I wasn't so much concerned with the lack of bubbles (though that is part), as the horrible stench. SWMBO even threatened to toss it outside, and to be honest I was partially on board as I thought it was infected! Glad I decided to check with you wonderful people before I dumped it! When I told her think "rhino fart", she exclaimed "THAT'S EXACTLY IT!"

I'll keep a close eye on it for now, but will likely switch to an airlock after a bit as I am currently using a blowoff tube which is (apparently) too small for the grommet on the bucket. It's quite loose so I taped it up with ducktape, but I'm beginning to think that isn't enough, especially if I want an airtight seal to prevent oxidation.

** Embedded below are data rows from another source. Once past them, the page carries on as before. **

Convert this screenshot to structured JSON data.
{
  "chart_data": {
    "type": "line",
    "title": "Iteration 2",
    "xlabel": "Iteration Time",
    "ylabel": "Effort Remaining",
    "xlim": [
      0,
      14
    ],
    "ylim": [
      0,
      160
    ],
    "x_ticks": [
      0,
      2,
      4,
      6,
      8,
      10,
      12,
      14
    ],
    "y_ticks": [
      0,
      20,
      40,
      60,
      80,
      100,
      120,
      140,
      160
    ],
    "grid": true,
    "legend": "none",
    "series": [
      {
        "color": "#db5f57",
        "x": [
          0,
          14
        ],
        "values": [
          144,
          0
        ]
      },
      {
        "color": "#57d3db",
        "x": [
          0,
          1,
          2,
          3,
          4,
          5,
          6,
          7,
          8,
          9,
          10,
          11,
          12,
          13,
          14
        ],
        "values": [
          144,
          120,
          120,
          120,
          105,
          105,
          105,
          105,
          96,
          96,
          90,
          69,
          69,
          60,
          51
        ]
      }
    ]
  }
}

If there's still no sign of blowout tomorrow when I check it (about 43 hours after pitching), I'll likely put in an airlock to prevent oxidation (as much as I can, at least)

Derick_Z 01-05-2013 04:50 PM

Just switched the tube out for an airlock, and I am now seeing a little bubbling. There was beer under the ducktape so it's clearly been fermenting, and when I looked through the hole I think I saw krausen.

Another thing I noticed was that overnight the beer is dropping down to 63ish, while during the day it seems to hover around 65-66. Is this too low? My last hefe with this yeast stuck around 69-70.